"Geçmişte fıstık üvey evlattı. Getirisi çok azdı. Hattı 'Baba eker, oğlu yer' diye bir deyiş yerleşmişti. Şimdi altın ürün oldu." Bu cümleler, ünlü belgeselci Coşkun Aral'ın "Fıstığımız Bol Olsun" projesi için çektiği fıstık belgeselinden.
Dün Gaziantep'teydim.
1909 yılında Türkiye'ye gelen ilk ve en eski yabancı sermayeden biri olan İsviçre çikolata markası Nestle, 2011 yılında Tema Vakfı ile birlikte yaklaşık 210 bin kişinin geçim kaynağı olan Antep fıstığının sürdürülebilir tarım uygulamaları ile kalitesini yükseltmeyi, bu yolla üreticinin gelirini artırmayı ve kırsal kalkınmaya çok önemli bir katkıda bulunmayı başardı. Önce 3 yıl TEMA'dan namı diğer 'fıstık dede' Metin Şenol ve Genel Müdür Yardımcısı Hikmet öztürk yönetiminde biri organik, diğerleri iyi tarım uygulaması yapılan örnek bahçelerde çiftçiler eğitildi ve yüksek verim alacakları tarım uggulamalarıyla fıstıklar yetiştirilmeye başlandı. İnanılmaz sonuçlar, uygulamaların yaygınlaştırıldığı ikinci fazın dün bitmesiyle açıklandı.

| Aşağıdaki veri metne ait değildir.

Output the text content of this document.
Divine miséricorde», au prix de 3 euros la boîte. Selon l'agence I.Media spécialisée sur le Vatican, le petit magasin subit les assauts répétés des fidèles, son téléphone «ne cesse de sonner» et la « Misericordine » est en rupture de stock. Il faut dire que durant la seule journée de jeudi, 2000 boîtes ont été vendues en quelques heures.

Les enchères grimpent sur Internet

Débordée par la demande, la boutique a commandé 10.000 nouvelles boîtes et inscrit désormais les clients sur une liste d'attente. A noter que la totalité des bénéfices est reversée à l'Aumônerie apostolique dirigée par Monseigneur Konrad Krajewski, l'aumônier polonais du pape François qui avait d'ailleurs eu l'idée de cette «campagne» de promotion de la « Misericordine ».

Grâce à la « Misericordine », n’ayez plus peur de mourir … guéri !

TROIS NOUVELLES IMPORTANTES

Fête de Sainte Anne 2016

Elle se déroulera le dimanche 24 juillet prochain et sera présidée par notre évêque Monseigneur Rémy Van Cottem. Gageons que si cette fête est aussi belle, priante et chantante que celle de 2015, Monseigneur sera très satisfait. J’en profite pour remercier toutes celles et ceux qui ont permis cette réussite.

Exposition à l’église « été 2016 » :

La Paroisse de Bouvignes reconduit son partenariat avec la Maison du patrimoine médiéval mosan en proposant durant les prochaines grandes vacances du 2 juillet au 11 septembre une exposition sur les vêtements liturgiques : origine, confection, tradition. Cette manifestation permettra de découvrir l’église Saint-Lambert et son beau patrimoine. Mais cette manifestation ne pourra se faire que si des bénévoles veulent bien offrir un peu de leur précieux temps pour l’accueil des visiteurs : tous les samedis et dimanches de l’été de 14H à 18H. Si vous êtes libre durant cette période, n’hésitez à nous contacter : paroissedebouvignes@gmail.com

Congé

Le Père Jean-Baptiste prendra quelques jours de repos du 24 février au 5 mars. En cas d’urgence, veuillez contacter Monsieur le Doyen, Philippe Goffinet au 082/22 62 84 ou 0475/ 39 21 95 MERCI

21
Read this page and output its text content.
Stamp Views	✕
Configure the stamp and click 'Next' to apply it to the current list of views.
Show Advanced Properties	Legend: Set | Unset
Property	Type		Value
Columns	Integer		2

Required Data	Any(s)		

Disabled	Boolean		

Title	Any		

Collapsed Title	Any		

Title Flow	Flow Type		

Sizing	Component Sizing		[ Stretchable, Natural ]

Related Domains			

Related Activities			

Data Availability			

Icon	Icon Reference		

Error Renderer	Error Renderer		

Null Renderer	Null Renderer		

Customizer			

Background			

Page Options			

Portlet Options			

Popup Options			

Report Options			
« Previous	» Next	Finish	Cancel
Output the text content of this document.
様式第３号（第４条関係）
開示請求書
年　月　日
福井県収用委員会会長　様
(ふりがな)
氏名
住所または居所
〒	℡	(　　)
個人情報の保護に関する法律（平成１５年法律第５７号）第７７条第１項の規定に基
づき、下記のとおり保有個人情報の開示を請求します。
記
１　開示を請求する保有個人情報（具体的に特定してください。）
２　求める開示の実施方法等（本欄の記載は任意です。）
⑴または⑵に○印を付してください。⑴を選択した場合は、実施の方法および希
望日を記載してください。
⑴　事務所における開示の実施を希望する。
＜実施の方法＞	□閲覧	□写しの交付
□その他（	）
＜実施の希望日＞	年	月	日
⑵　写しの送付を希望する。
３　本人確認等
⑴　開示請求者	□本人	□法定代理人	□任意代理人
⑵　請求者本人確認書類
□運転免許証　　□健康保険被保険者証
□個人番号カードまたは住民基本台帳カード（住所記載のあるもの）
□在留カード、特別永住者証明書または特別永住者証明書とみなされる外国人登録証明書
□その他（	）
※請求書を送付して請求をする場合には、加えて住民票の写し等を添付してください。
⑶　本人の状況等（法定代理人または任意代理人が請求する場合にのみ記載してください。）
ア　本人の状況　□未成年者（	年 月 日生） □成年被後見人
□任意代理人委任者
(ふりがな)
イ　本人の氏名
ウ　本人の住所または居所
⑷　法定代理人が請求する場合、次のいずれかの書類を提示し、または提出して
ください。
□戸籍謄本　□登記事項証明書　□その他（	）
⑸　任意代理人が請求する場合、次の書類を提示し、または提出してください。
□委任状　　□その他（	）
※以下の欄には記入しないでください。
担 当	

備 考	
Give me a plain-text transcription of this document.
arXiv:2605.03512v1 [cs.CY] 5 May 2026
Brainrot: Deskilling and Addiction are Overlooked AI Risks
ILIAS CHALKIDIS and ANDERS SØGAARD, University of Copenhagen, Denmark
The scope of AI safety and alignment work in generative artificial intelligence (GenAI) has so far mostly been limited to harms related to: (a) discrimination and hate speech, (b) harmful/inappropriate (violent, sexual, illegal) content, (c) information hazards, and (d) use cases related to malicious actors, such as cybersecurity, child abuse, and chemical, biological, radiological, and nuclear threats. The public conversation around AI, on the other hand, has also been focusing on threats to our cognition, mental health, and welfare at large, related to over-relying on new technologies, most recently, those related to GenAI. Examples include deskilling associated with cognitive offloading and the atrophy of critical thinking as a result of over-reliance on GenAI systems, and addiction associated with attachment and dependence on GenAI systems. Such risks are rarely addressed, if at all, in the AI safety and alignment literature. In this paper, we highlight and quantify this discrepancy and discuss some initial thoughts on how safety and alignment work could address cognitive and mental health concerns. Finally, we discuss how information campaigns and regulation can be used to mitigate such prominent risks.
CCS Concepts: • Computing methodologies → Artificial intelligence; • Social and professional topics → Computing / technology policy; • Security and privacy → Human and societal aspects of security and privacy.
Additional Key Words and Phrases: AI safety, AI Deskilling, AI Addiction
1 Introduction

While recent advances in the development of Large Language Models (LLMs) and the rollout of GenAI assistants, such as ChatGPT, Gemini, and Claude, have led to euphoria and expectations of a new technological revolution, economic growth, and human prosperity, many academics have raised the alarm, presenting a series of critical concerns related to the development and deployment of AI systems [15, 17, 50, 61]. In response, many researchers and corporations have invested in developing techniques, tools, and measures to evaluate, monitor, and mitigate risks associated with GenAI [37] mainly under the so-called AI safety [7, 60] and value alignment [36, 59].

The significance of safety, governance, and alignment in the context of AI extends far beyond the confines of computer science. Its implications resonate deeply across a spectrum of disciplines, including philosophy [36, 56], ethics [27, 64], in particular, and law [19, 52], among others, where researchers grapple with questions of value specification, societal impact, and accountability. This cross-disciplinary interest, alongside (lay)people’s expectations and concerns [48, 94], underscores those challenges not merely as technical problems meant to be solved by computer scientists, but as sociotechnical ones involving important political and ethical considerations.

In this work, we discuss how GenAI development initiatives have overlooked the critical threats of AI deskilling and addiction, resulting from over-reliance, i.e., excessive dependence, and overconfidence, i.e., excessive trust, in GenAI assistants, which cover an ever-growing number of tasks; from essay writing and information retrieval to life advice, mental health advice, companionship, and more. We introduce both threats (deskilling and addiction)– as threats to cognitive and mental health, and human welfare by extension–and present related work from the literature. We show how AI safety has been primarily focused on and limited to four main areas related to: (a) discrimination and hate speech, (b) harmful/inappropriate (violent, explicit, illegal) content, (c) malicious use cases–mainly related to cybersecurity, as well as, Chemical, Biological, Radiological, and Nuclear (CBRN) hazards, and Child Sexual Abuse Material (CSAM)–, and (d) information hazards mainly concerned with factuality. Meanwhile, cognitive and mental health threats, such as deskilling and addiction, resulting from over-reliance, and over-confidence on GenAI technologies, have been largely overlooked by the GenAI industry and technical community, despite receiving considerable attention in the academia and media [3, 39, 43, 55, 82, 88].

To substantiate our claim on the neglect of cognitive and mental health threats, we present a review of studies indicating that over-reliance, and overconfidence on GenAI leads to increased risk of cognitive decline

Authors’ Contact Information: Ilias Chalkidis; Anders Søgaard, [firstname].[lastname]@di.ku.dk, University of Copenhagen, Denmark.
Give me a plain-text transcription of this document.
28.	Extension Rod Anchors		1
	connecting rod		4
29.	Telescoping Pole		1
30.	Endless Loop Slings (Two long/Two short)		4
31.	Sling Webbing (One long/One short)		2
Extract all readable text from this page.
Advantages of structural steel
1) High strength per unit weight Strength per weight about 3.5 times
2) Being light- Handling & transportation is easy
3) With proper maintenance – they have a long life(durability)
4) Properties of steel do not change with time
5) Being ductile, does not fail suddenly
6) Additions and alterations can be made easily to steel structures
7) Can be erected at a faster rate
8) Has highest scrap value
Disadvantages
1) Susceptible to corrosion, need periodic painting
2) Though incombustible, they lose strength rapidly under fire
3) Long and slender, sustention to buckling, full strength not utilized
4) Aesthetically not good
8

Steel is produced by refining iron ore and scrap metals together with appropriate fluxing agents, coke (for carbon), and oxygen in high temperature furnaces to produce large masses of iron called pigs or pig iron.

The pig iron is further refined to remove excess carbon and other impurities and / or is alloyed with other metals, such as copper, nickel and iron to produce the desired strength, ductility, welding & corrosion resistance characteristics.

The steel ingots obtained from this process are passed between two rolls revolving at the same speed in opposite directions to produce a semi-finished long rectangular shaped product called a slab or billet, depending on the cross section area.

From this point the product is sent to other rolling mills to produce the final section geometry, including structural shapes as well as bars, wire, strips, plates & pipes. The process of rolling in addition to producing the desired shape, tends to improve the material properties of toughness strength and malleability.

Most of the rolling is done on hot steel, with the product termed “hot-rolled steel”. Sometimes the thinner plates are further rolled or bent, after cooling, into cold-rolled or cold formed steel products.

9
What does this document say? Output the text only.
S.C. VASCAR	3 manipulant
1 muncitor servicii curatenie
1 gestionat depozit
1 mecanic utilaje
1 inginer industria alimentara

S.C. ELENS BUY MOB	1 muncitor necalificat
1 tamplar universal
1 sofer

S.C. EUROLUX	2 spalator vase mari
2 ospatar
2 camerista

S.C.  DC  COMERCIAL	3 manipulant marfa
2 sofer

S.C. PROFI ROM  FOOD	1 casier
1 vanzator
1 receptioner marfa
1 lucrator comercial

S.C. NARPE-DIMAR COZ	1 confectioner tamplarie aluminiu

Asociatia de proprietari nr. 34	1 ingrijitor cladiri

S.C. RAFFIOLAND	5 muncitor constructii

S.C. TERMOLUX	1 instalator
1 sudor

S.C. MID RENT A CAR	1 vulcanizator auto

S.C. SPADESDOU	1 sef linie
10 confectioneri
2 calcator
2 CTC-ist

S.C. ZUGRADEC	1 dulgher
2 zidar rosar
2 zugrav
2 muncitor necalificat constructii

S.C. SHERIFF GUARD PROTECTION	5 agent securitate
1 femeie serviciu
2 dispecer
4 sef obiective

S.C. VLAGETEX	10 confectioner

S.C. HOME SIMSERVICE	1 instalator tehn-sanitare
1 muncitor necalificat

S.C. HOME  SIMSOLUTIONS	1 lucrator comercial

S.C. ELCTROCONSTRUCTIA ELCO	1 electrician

Ne ilginç ki antep fıstığı, Türkiye'de Nestle tarafından ilk kez üretilen ve önce ihraç edilen yıllar sonra Türk tüketiciyle buluşan Damak markasıyla dünyaca tanındı ancak verimlilikle ilgili temel sorunların çözümünü ancak bugün görebiliyoruz.
Düşünün ki dünya Antep fıstığı bahçelerinin yüzde 35'ine sahip olan Türkiye, yüzde 38'lik paya sahip olan İran'ın ardından ikinci sırada yer alıyor. Ancak bu bahçelerdeki üretimden aldığı pay sadece yüzde 12'ydi. Üretici fıstık bahçelerini geriğinden fazla 8-10 defa sürüyor, daha çok kimyasal ilaç kullanmak zorunda kalıyor, çok suluyor ve verimsiz fıstıklar üretiyordu.
Oysa şimdi yılda iki kez sürerek, az yakıt kullanarak çevreye ve ülke ekonomisine katkıda bulunuyor. Bilimsel yöntemlerle ve organik gübre gibi bilinçli tarım yaparak verimi artırıyor. Toprağı az sürerek çiftçinin her yıl dekar başına yaptığı tasarruf 30-35 litreye yani yaklaşık 150-200 liraya ulaşıyor.
Öğreniyoruz ki Tema ve Nestle işbirliği ile oluşturulan örnek bahçelerdeki verim yüzde 50'lere varan oranda artış gösteriyor ve hal böyle olunca, projeye dahil olmayan çiftçiler de yöntemleri öğrenmeye başlıyor. Yani çarpan etkisiyle dalga dala yayılıyor iyi tarım uygulamaları.
Tema projeyle 450 üreticiye sürdürübelir tarım uygulamaları eğitimi vermeyi başarmış. Sertifika alan işçilerden 50'si kadın. Eğimli bahçelerde seki ve teraslarla erozyon kontrol altına alınıyor ve entegre mücadele teknikleri ile hastalık ve zararlı popülasyonları yüzde 80 oranında azaltılıyor.
Nestle'nin 8 yılda 3.3 milmilyon lira harcadığı projenin Antep fıstığı üreten çiftçileri nasıl değiştirdiğini yerinde görmek için Nestle Türkiye Genel Müdürü Özgür Karakaş ve TEMA Vakfı Genel Müdürü Oben Akyol ile birlikte Antep'te fıstık hasatına katıldık.
Gördük ki genelde aşısız fidan dikimi ve yanlış uygulamalarla çiftçi geçmişte bahçelerinden 10 yıl sonra ürün alan çiftçiler 2-4 yaşındaki fidanların aşılanarak yapılan üretimi sonucu 5-6 yıl sonra bahçelerinden fıstık almaya başlamıştı.
Bu uygulamaya dahil olanların yüzü gülüyordu Antep'te. Türkiye zor zamanlardan geçerken, TEMA'yla gerçekleştirilen böylesine doğru projelerin ülkeye en güzel katkıyı yapacağını bizzat Antep fıstığı bahçelerinde yaşadık.